As a wedding procession, the baraat steps out from the groom’s side on the wedding day. Despite having no religious significance, it is a traditional ritual and one of the most enjoying traditions. The journey of the baraat begins from the groom’s home, and it continues to the wedding venue. Groom’s family members and relatives attend this wedding procession. The celebration consists of music and dances along with the journey to the wedding site. A few shehnai players, dhol wale or a brass band play music and people following the groom seated on a mare (white horse), an elephant or a car attend this wedding procession.
Why is the baraat important for weddings in India?
A wedding is a momentous occasion in one’s life, as it usually occurs once in life. For family members, friends, and relatives, the entire wedding ceremony is an enjoyable moment.
To celebrate the groom’s arrival at the bride’s home or the wedding venue, the baraat (wedding procession) is vital. The baraatis, consisting of family members, relatives, and friends, are helpful and they let not the groom feel alone in his marriage ceremony from his side.
What is the history of baraat?
The history of baraat/barat is as old as the one of marriage, which exists in every community since the advent of civilization. Over time, the marriage ceremony has changed a lot, and this has influenced the baraat.

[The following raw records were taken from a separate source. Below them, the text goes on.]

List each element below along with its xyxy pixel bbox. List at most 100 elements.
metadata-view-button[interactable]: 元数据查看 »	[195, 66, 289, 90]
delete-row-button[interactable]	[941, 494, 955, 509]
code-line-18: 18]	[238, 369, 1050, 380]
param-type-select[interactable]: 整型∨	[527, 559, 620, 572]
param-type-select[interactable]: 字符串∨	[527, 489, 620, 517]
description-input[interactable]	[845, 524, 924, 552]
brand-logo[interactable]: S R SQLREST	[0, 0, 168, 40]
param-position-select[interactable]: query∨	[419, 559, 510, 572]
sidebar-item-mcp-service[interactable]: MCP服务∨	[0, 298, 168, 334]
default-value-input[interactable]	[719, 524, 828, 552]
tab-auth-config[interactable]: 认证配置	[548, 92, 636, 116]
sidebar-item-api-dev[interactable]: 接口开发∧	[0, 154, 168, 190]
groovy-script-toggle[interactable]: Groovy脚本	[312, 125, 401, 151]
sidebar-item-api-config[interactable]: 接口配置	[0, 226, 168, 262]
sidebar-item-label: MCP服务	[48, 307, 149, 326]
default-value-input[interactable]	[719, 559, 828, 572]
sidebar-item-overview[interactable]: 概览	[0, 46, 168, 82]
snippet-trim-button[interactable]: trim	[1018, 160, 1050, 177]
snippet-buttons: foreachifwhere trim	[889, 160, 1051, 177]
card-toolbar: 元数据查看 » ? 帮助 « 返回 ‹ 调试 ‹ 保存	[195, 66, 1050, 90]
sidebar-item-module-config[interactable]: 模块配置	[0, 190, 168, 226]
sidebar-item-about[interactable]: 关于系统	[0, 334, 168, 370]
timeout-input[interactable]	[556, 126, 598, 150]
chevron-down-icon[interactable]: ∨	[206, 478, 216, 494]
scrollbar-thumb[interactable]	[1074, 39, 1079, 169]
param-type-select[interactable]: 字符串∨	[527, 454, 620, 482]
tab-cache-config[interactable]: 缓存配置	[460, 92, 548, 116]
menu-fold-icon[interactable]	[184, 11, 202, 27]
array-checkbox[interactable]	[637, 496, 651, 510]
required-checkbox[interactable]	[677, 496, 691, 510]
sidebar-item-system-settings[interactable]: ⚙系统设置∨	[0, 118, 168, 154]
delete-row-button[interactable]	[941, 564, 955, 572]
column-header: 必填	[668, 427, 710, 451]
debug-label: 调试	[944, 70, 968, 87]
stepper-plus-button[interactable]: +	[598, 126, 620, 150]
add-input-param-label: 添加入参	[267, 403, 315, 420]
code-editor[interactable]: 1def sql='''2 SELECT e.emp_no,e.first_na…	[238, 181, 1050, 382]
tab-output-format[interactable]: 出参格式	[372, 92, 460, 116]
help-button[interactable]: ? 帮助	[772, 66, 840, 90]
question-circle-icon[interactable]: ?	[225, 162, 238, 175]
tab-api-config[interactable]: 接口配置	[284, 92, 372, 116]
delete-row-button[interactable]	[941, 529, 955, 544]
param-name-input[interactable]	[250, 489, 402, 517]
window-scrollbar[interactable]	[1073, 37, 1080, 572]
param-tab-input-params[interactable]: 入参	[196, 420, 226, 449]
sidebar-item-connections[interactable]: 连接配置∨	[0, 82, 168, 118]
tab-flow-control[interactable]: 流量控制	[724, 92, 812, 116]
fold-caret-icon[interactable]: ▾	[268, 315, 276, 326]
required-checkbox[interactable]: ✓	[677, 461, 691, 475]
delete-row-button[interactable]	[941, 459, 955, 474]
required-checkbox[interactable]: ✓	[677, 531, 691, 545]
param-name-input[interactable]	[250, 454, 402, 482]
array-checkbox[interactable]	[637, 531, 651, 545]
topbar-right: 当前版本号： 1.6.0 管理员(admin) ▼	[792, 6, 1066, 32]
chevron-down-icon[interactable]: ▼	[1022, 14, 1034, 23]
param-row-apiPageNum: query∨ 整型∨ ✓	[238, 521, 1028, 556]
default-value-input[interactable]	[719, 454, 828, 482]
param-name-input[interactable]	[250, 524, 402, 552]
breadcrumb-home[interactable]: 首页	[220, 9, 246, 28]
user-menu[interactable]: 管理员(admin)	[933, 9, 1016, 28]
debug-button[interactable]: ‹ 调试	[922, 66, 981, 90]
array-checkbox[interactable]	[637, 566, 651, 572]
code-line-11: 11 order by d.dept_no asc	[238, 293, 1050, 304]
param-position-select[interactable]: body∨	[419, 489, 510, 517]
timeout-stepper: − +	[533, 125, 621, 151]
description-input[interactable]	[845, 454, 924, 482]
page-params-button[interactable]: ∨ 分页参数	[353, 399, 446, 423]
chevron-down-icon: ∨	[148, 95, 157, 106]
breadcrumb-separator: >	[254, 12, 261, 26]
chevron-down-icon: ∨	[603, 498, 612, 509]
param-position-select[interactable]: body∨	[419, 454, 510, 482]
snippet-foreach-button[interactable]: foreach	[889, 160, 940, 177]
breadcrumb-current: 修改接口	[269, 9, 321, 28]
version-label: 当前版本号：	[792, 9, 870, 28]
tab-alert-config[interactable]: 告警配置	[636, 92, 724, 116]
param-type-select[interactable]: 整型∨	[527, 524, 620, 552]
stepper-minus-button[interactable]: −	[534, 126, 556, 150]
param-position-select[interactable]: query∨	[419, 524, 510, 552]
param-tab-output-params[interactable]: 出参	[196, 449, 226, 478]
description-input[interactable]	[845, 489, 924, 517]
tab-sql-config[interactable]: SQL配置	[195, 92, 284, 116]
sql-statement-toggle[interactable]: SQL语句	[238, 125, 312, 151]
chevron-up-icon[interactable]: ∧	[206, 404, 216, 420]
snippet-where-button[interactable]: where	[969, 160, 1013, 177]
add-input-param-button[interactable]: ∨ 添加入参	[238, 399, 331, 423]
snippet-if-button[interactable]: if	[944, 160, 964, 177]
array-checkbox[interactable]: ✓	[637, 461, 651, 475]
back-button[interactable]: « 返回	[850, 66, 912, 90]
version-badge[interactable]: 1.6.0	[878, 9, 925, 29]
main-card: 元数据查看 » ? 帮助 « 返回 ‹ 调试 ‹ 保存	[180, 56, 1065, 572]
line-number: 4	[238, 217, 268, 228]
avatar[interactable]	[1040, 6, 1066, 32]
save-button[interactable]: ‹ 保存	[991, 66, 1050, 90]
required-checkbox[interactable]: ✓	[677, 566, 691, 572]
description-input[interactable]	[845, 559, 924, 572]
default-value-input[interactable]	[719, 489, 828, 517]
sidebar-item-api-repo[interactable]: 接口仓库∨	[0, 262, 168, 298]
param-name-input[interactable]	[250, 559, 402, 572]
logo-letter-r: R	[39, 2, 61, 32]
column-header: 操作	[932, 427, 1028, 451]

In India, the wedding procession is a crucial custom for two communities, i.e. Rajputana and Punjabi. However, several other communities observe the baraat culture with a similar fervor. Based on the regions or cultures, the baraat has its own custom. In some customs, the wedding procession starts with the tradition of wrapping sehra, a particular veil for the groom’s face made of beads, flowers or other material, on the groom’s head. The next practice is the riding of the groom on the mare’s back for the journey from his home to the bride’s house or the wedding venue.
In some cultures, the groom rides on an elephant’s back for the journey on his wedding day. The baraat has a pause if the wedding venue is too far from the groom’s house. It starts in front of the groom’s home and carries on for a certain period. It has a pause when it is close to the wedding venue. After a break for some time, the wedding procession resumes, and it reaches to the site.
The Rajput Baraat mostly consists of male family members and relatives. It is a formal affair in most cases. Musicians surround the groom. However, no dancing takes place in the streets during the journey to the wedding venue. Most of the baraatis put on sherwani while the groom puts on a golden sherwani with churidar pants and a pair of jootis. The groom’s turban is orange. He rides either on a mare (white horse) or an elephant and carries a sword with him.
In a Punjabi Baraat, both men and women celebrate the journey from the groom’s residence to the wedding venue. Family members and relatives start dancing from the groom’s home and continue it till the wedding site. The musicians with dhol wale lead the wedding procession, and the baraatis follow the same. It is a flamboyant, enjoyable, and intense affair. The wedding processing starts with the tying of Sehra, which is similar to the Rajput Baraat’s cloth. During the wedding procession, friends and close relatives from both sides put turbans of light pink color. The groom wears a magnificent sherwani, which is of white or golden. Besides, the groom can wear sherwani in purple, green or red.
The present-day scenario
The baraat or the wedding procession has changed a lot with time. From the time of celebration to customs, several changes have taken place in the baraat of every community.
Now, it is not limited to a few communities in India. Most of the Indian communities have their own versions of the baraat, and most of these versions resemble the Punjabi type. The reason behind this is that the Indian television channels have featured programs and movies in which Punjabi type or such one marriage ceremony. Whatever the class is, the primary purpose of the baraat is an occasion for merrymaking and dancing.
Use of vehicles in place of animals
In ancient time, animals were the main means of transportation, as no vehicle was used. With time, there is a limit in the use of animals like horse and elephants for the baraat. In the present day, there is a complete restriction on the use of animals. Besides, people find it more comfortable to rent a vehicle like a car and get permission to decorate it. However, the use of a white horse or an elephant still exists, as it adds an elegance to the wedding procession.
Around 30-40 years ago, people had time. Therefore, the marriage ceremony lasted for five days, and the baraat stayed for two-three days close to the wedding venue. The baraatis enjoyed rich foods along with great respect.
Now, the baraat is of only 5-6 hours on the wedding day. The baraatis come back after attending the customs like milni, varmala and having meals on the wedding night.
Change in the music and dance
With time, the baraat has gone through a significant change and the change has taken place in the selection of musical instruments and songs. Earlier, there was no DJ, symphony band or orchestra in the wedding procession. The music sets the mood for the rest of the marriage event. With the exciting music and dance, the groom leads the journey to the wedding venue and the baraatis follow him. As the dhol or nagara along with Shehnai Players has its own importance, so most of the DJs have a moveable sound for the same. Modern Indian weddings have a combination of bhangra and hip hop.
In brief, the baraat is one of the most enjoyable moments in a marriage ceremony. It produces an opportunity for the groom’s family members, friends, and relatives to enjoy the occasion to their fullest.